- This topic has 4 replies, 3 voices, and was last updated September 20, 2016 by Bryan F.
Active Directory replication?
-
Rhett BAugust 8, 2016 10:06:04 PM
I was wondering if anybody has any experience with replication Active Directory Domain Controllers? Are you actually using Zerto to do the replication to a “AD specific VPG” as indicated here: http://s3.amazonaws.com/zertodownload_docs/Latest/Zerto%20Virtual%20Replication%20and%20MSCS.pdf, or are you letting Active Directory native replication occur to a “live” VM in the DR environment?
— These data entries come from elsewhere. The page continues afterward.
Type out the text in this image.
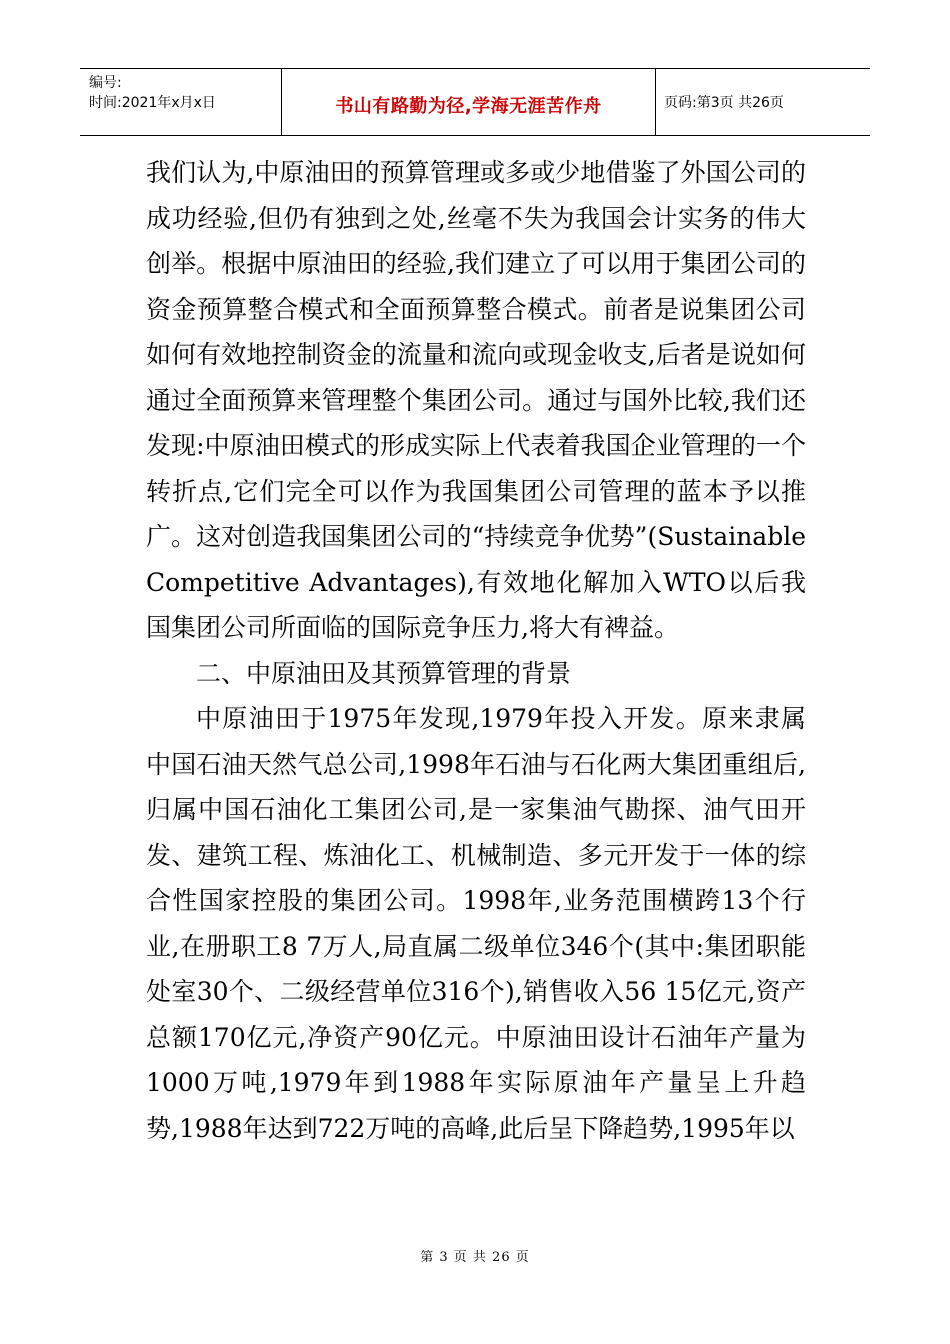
编号:
时间:2021年x月x日	书山有路勤为径,学海无涯苦作舟	页码:第3页 共26页

我们认为,中原油田的预算管理或多或少地借鉴了外国公司的成功经验,但仍有独到之处,丝毫不失为我国会计实务的伟大创举。根据中原油田的经验,我们建立了可以用于集团公司的资金预算整合模式和全面预算整合模式。前者是说集团公司如何有效地控制资金的流量和流向或现金收支,后者是说如何通过全面预算来管理整个集团公司。通过与国外比较,我们还发现:中原油田模式的形成实际上代表着我国企业管理的一个转折点,它们完全可以作为我国集团公司管理的蓝本予以推广。这对创造我国集团公司的“持续竞争优势”(Sustainable Competitive Advantages),有效地化解加入WTO以后我国集团公司所面临的国际竞争压力,将大有裨益。

二、中原油田及其预算管理的背景

中原油田于1975年发现,1979年投入开发。原来隶属中国石油天然气总公司,1998年石油与石化两大集团重组后,归属中国石油化工集团公司,是一家集油气勘探、油气田开发、建筑工程、炼油化工、机械制造、多元开发于一体的综合性国家控股的集团公司。1998年,业务范围横跨13个行业,在册职工8 7万人,局直属二级单位346个(其中:集团职能处室30个、二级经营单位316个),销售收入56 15亿元,资产总额170亿元,净资产90亿元。中原油田设计石油年产量为1000万吨,1979年到1988年实际原油年产量呈上升趋势,1988年达到722万吨的高峰,此后呈下降趋势,1995年以

第 3 页 共 26 页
I am asking as Active Directory has some “uniqueness” when it comes to making sure the AD databases and versioning (USN rollback issues) are all on the same page between the DCs. I have some concerns with letting Zerto just replication the DC through its process, rather than letting the DC use the native AD replication.
Any help/suggestions would be appreciated.
Bryan FAugust 25, 2016 06:35:30 PMRhett B – question can be answered as “yes”. Both methods will work.
The real answer lies in how you have your DR site set up or if you are using a DRaaS offering from a service provider. If your DC is virtualized then I recommend replicating the DC. This keeps everything in the “island” moving to the Recovery “island” the same as it was. This will aid in testing and will in no way effect production as the recovery sites should land on network(s) (vlans, ect) that do not talk back to the production site. You will be able to login with domain creds, ect. Now the vm’s that failover all need to point to the DC as primary or secondary like they do in production.
Now I don’t like the use of a permanent DC in the Recovery vCenter as it would have to access to the production network all the time to talk to the other DC(s). This Network communication will need to be severed at testing and the DC given access to the testing network, for the vm’s that are failing over to talk to it for authentication. If something is missed and your DC is still talking to the other DC’s, it could report both vm’s (production and test) meaning production work could land on the test vm’s, thus the that data will be lost after test is complete and the opposite could happen as testing could be done on production vm’s. This will cause you trouble. So why take the chance, just replicate the DC.
Rhett BAugust 29, 2016 03:56:47 PMThanks for the follow-up. We have decided on the “fenced option” for the exact same reasons you mentioned (don’t want the DR DC polluting the production DCs during testing). Thanks again.
Carlos CSeptember 7, 2016 06:19:02 PMhey guys
I think i did not quite understand….
right now I ‘m a service provider providing DraaS… that means having multiple customers replicating a lot of servers and of course they have ADs right now we have ADs in the the recovery site for each customer (so meaning native AD windows replication)…. is that the way to go or i should be replicating using Zerto instead?
Tagged: karlochacon@gmail.comBryan FSeptember 20, 2016 01:32:26 PMCarlos C – I too am a service provider and I have all of my customers (at least all that ask me) to just replicate the AD server. I have a large number of offsite customers and have all of them setup this way where AD is replicated.